5) Verification, records, and chain of custody
Verification is essential for compliance. For sanitized drives, maintain logs with media serial numbers, method used (software overwrite, ATA secure erase, physical destruction), date, executor, and a verification signature. For physical destruction, obtain a Certificate of Destruction (CoD) from the vendor that includes chain-of-custody details and method (shredding, crushing). For cryptographic erase, retain logs showing key destruction events and device IDs. Periodically audit a sample of sanitized media (e.g., attempt a forensic recovery on a sampling of sanitized devices using a third-party tool) to validate your processes—document these audits and any corrective actions.
6) Risks, compliance tips, and best practices
Failing to sanitize or destroy FCI can lead to data exposure, contract breaches, debarment risk, and reputational damage. Practical best practices: encrypt all devices at acquisition (this reduces risk and simplifies sanitization via crypto-erase), use vendor-provided secure erase tools for SSDs, include sanitization clauses in supplier and disposal contracts, label media slated for destruction and segregate it securely until processed, train staff on procedures (especially for copier returns and USB handling), and keep documented evidence for FAR/CMMC audits. Avoid outdated advice like multi-pass overwrites for SSDs—follow NIST SP 800-88 guidance that reflects modern storage technology.

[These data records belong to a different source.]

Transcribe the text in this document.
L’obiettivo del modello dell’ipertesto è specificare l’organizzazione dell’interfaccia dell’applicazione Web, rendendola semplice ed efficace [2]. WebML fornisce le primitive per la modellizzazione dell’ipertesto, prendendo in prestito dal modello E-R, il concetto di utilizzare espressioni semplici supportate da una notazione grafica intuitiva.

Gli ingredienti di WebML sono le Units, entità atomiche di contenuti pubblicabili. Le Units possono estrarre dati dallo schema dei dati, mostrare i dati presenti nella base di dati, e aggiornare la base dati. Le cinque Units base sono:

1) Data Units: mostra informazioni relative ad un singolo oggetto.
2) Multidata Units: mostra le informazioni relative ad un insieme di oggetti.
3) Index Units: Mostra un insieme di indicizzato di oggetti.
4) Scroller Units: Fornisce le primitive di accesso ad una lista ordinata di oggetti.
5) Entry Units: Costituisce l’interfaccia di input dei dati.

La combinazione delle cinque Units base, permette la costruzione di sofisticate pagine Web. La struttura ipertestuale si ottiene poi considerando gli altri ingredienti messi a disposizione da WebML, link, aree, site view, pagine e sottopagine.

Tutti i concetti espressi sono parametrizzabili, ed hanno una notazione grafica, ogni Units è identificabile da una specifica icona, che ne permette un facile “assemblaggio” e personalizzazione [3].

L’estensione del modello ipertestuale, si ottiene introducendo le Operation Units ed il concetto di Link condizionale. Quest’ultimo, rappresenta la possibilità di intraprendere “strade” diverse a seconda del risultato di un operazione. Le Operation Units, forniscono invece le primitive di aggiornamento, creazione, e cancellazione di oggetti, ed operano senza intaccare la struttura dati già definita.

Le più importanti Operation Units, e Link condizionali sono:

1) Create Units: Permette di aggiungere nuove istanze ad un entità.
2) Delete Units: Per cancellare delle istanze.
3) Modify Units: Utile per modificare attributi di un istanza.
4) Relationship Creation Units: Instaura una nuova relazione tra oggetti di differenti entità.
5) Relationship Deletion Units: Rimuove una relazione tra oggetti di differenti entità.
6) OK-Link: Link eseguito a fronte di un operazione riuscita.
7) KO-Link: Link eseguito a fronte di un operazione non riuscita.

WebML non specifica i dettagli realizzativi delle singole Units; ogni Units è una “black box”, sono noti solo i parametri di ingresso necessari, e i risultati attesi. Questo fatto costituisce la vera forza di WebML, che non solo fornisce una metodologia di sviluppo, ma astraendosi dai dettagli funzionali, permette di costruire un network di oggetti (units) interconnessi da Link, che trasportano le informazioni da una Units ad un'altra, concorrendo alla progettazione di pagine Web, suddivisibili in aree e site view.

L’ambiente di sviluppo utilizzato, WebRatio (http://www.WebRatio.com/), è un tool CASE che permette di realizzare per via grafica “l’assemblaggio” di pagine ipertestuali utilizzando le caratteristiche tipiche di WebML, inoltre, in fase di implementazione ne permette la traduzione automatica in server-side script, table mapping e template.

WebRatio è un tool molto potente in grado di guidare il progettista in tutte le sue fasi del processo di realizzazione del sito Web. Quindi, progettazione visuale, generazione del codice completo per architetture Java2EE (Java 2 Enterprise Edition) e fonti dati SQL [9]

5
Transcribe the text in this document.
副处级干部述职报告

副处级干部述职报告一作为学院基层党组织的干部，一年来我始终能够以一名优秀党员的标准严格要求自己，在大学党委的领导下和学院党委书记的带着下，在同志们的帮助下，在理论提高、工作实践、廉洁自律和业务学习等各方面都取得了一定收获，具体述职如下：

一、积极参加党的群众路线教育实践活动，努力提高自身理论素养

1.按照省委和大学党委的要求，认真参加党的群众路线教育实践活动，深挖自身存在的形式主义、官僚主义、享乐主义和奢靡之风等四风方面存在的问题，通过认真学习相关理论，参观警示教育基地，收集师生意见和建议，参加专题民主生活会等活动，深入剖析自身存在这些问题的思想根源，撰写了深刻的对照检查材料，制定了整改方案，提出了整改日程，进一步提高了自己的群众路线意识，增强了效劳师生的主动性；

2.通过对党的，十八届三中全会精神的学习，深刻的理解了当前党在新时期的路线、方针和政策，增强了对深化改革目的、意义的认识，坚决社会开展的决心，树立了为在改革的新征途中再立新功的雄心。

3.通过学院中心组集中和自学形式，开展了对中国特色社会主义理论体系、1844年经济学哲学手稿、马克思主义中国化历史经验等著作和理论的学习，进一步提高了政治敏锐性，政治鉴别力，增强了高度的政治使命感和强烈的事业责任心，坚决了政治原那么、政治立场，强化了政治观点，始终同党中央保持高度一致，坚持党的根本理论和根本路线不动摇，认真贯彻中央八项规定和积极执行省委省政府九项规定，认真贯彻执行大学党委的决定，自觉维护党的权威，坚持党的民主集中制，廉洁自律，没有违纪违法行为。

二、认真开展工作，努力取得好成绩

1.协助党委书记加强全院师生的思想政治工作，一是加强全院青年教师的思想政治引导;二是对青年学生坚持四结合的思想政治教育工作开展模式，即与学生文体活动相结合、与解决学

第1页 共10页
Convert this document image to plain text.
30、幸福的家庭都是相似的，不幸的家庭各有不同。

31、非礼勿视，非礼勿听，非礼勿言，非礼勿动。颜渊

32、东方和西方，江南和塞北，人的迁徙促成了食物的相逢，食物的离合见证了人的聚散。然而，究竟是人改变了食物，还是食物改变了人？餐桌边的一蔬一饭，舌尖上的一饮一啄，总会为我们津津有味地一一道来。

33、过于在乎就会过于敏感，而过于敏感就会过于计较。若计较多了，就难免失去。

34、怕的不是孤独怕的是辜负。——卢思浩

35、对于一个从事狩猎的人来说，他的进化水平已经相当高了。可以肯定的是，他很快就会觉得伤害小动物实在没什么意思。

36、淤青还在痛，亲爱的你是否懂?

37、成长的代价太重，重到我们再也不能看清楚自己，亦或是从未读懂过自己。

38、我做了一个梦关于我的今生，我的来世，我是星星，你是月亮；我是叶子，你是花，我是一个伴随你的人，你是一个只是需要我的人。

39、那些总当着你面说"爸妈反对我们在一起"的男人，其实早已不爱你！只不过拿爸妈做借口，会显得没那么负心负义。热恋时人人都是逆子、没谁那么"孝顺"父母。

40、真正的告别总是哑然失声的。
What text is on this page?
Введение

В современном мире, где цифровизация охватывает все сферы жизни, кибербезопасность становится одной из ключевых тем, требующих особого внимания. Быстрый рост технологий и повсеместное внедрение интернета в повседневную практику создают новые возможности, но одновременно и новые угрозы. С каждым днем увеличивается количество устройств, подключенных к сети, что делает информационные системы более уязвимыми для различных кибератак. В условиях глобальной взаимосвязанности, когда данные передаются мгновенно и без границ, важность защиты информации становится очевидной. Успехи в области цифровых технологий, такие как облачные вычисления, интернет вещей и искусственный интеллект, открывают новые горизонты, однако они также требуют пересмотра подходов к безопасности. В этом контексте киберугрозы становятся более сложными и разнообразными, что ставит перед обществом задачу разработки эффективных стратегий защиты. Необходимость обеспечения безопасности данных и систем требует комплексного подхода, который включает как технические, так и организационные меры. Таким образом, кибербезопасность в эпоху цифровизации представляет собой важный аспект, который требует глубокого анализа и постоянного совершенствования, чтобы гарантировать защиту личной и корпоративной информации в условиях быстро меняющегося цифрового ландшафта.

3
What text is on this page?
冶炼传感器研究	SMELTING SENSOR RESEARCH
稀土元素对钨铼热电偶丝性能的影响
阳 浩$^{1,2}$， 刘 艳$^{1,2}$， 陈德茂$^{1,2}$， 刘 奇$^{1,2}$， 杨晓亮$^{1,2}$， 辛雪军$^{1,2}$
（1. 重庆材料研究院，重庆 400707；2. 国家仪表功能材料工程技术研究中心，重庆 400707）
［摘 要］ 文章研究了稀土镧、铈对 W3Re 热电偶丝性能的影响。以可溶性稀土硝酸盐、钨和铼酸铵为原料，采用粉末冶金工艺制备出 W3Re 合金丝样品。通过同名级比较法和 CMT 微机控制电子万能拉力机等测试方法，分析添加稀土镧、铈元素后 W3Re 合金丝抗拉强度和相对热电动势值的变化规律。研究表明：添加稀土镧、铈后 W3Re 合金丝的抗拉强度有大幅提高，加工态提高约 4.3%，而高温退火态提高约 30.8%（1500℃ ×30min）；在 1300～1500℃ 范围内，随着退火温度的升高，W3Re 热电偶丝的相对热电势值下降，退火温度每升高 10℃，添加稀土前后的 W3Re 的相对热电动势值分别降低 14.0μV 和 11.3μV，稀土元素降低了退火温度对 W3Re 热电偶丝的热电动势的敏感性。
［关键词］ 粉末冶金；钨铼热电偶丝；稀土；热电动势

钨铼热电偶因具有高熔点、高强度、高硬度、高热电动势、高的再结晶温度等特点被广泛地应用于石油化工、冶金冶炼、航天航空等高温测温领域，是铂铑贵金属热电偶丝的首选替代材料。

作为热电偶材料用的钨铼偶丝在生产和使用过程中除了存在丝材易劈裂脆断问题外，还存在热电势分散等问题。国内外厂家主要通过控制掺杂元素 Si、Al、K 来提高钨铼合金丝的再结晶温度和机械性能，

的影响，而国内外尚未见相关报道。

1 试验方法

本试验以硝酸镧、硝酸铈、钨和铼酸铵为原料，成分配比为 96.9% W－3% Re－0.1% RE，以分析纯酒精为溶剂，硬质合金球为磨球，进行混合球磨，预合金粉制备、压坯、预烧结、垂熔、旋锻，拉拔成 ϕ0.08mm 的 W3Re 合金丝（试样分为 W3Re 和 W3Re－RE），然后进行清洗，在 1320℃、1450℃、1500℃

Implementing MP.L1-B.1.VII (Code 550) is achievable for small businesses with disciplined inventory and lightweight procedures: encrypt by default, select the appropriate sanitization method per media type, verify and document all actions, and use certified destruction vendors when physically destroying media. These practical steps reduce risk, support contract compliance, and keep your organization audit-ready.